The trouble with writing about books is your judgement relies so much on personal taste. One person’s ‘too much sex’ is another’s ‘prudish bedroom scenes.’ When reviews were purely the provenance of professional critics, readers got to know them and could filter their responses through their previous critiques. The reviews weren’t always impartial (there have been some fierce spats between authors and critics over the years) but they were written by people who evaluated writing for a living.
Amazon reviews have been tainted by jealous peers writing vitriol (often anonymously), and friends of the author writing hyperbolic praise. If a debut self-published author has 25 5 star reviews, are they an undiscovered talent or do they have loyal family and friends?
Have you been asked to provide a review for a friend? In recent discussions I was surprised to realise just how many people are reluctant to write honestly about what they’ve read if they know the author. If they can’t say nice things, they’d rather not write anything. They are aware of how hard their friends have worked and don’t want to upset them. Or they dash off two lines of sweet thoughts without any idea that a stranger may rely on their words to make a decision about whether to buy the book or not.
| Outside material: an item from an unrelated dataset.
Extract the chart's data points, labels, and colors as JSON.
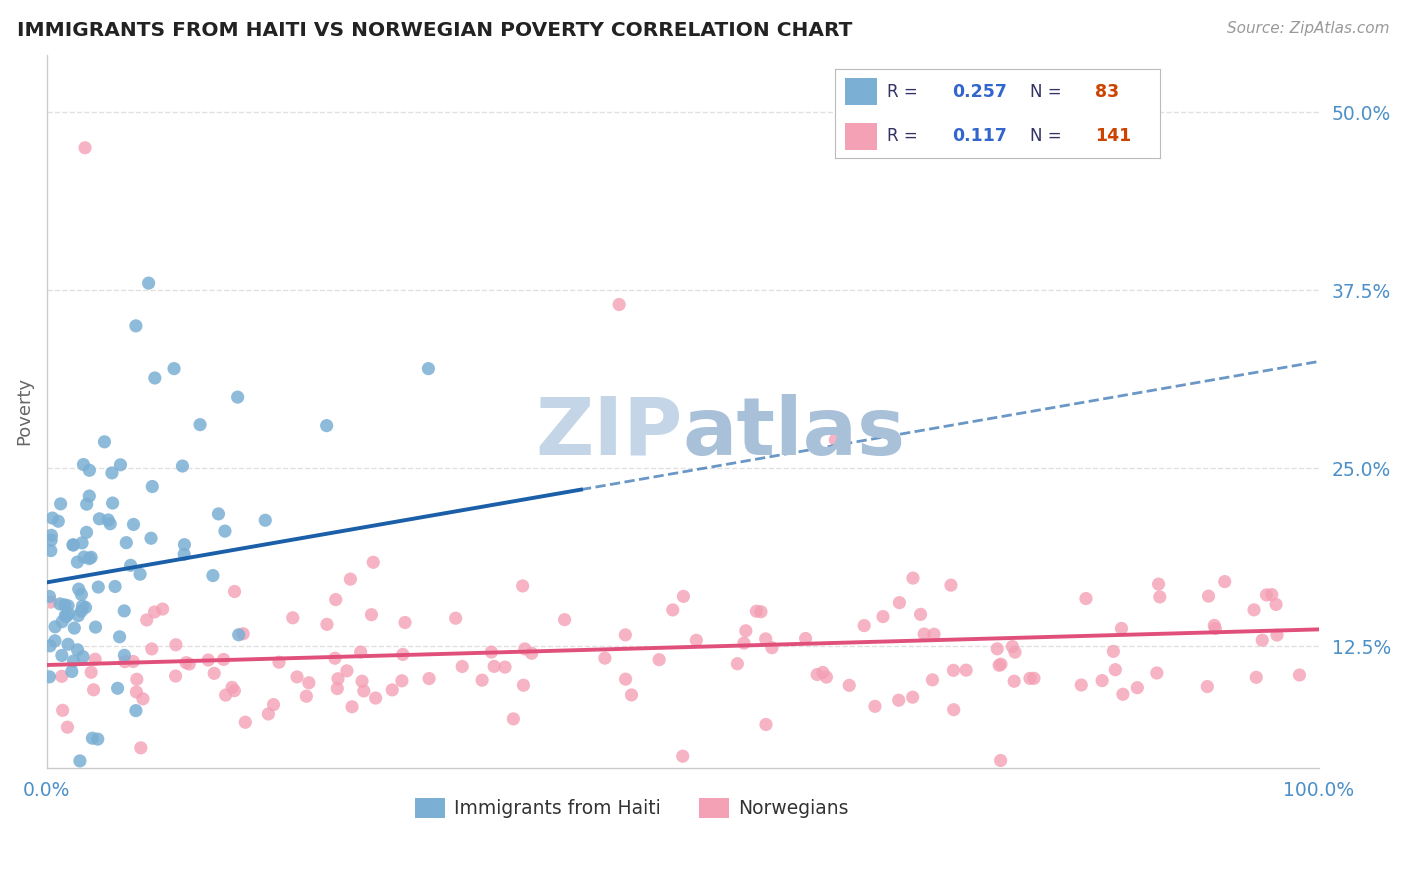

I always caution authors not to write how much their family and friends have loved their work when submitting to agents or editors. It doesn’t give any sense of whether they have genuinely liked it, they could be being kind – or maybe haven’t read it. There’s no way of telling.
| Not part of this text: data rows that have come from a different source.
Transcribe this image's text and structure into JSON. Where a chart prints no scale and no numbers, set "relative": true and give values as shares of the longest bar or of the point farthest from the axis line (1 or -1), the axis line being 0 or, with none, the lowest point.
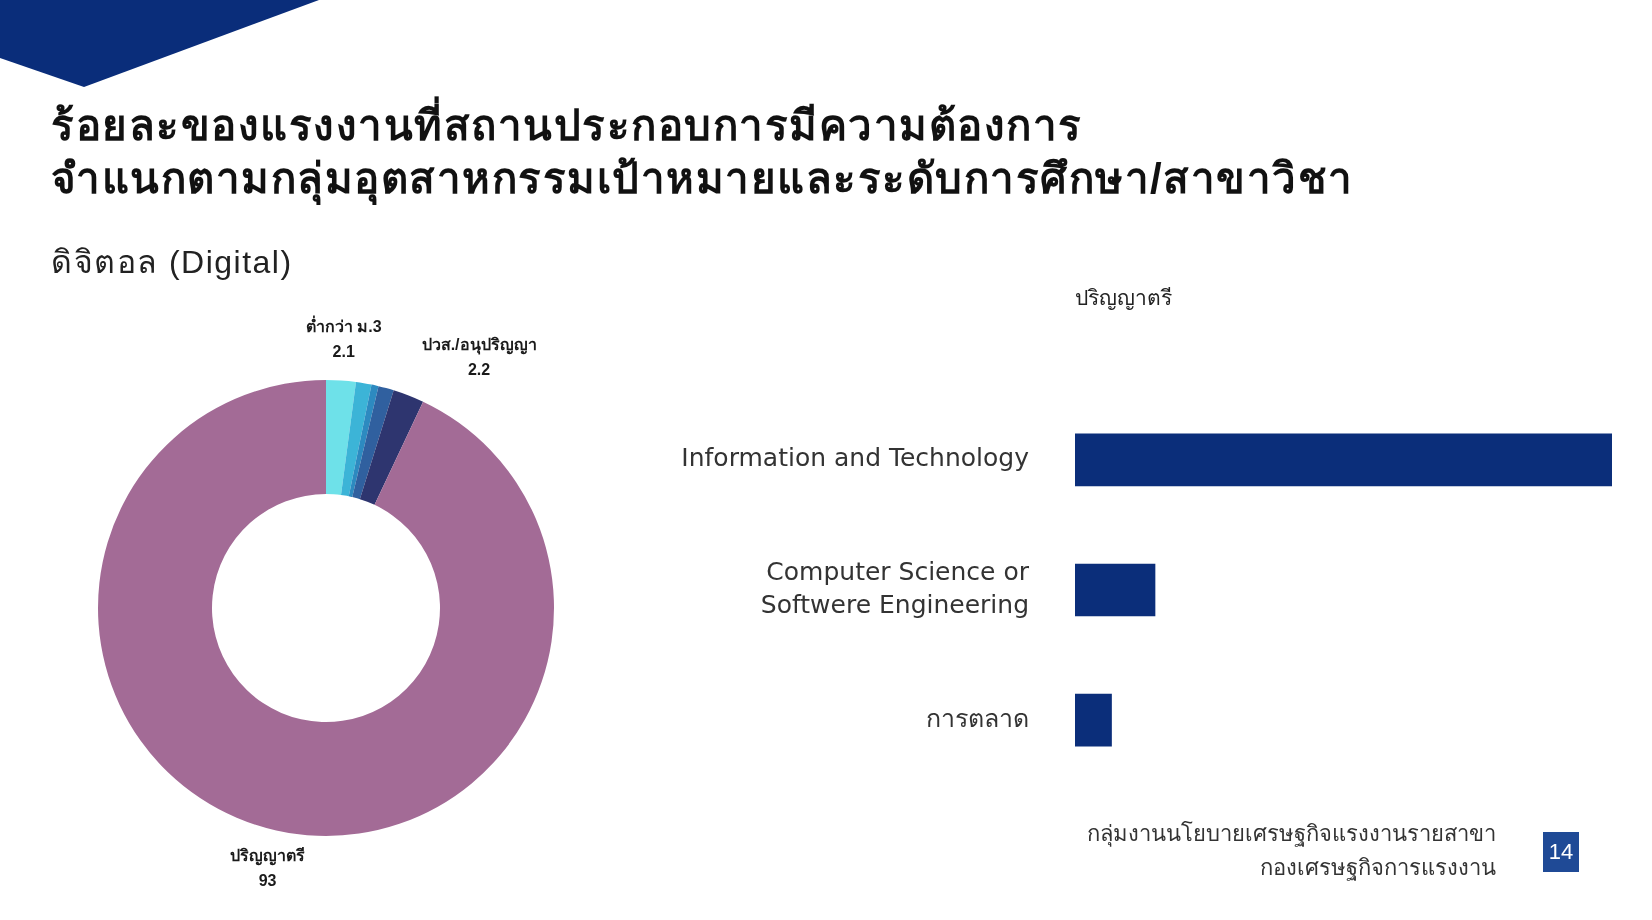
{
  "chart_data": [
    {
      "type": "donut",
      "title": "ร้อยละของแรงงานที่สถานประกอบการมีความต้องการ\nจำแนกตามกลุ่มอุตสาหกรรมเป้าหมายและระดับการศึกษา/สาขาวิชา",
      "subtitle": "ดิจิตอล (Digital)",
      "categories": [
        "ต่ำกว่า ม.3",
        null,
        null,
        null,
        "ปวส./อนุปริญญา",
        "ปริญญาตรี"
      ],
      "values": [
        2.1,
        1.1,
        0.5,
        1.1,
        2.2,
        93
      ],
      "value_labels": [
        "2.1",
        null,
        null,
        null,
        "2.2",
        "93"
      ],
      "colors": [
        "#6ee1e9",
        "#3cb4d7",
        "#2d8ac0",
        "#30609f",
        "#2e356f",
        "#a36b96"
      ]
    },
    {
      "type": "bar",
      "orientation": "horizontal",
      "title": "ปริญญาตรี",
      "categories": [
        "Information and Technology",
        "Computer Science or Softwere Engineering",
        "การตลาด"
      ],
      "values": [
        1,
        0.149,
        0.068
      ],
      "color": "#0b2e7a",
      "relative": true,
      "annotations": [
        "กลุ่มงานนโยบายเศรษฐกิจแรงงานรายสาขา",
        "กองเศรษฐกิจการแรงงาน",
        "14"
      ]
    }
  ]
}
But should you be honest if you didn’t like your friend’s book? I think so. Your review, your word on a book, should mean something – and how can it if it’s about keeping someone happy rather than informing other readers.
So far I’ve been discussing professional and - for want of a better word – amateur reviews, but there is a new grey area. I love the rise of popular book blogs, and most of them are very good, happy to provide free impartial reviews, an invaluable resource for the avid reader. What I’m not so happy about are the blogs that charge to provide reviews, that offer a faster turnaround for increased cost, that blur the lines between editorial services, advertising and honest ratings. They often claim to continue to write impartially, but I’ve never seen a negative review where the author has paid for the privilege – and in fact some proudly pronounce that authors get to vet any reviews before they go live.
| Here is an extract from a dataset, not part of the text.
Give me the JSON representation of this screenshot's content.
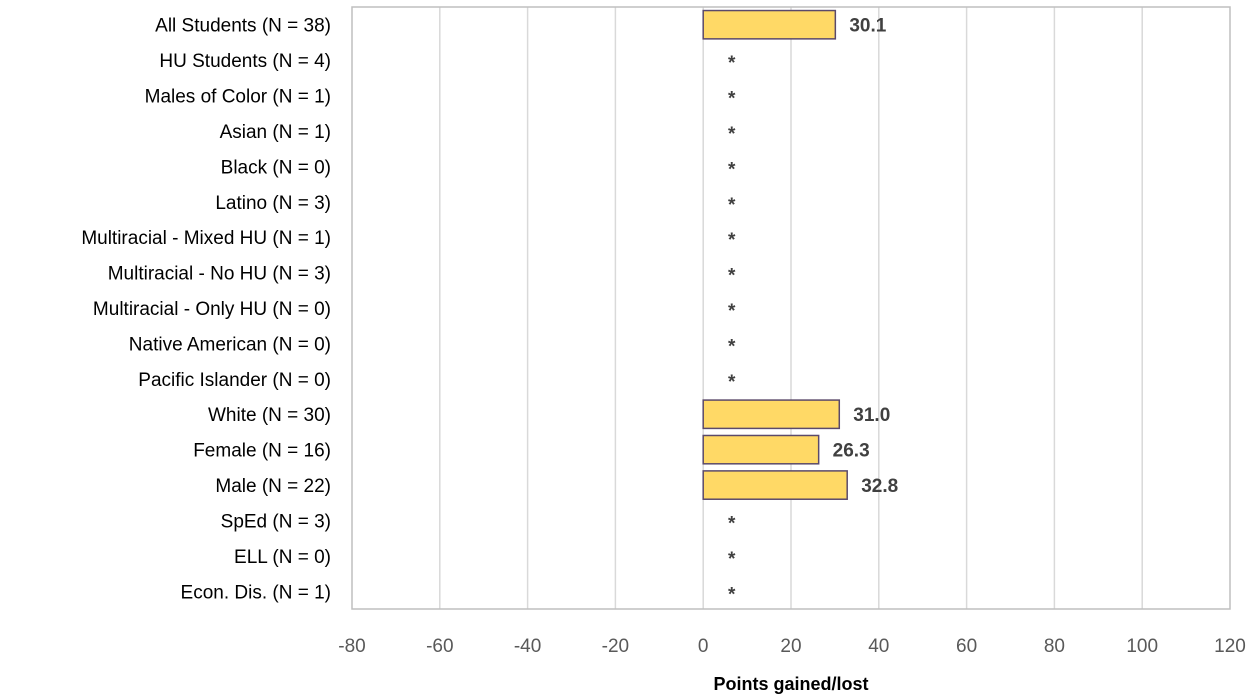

Authors – it’s time to grow up. Putting your writing out into the big wide world is scary. Some readers won’t like you. Some will even tell you so. That’s ok. Surely a genuine review that praises some elements of your work is worth more than a crawling paid for puff piece. Commit to getting real reviews and see what you can take from them. Sometimes you’ll even find valuable advice.
Readers – you need to grow up too. If you’ve read a book and you’re going to review it – you owe it to the author to give them your real opinion. There’s obviously no need to be rude or callous, but if you didn’t like something – say so. When you do give a positive review, it will be worth so much more to that author – and to your fellow readers.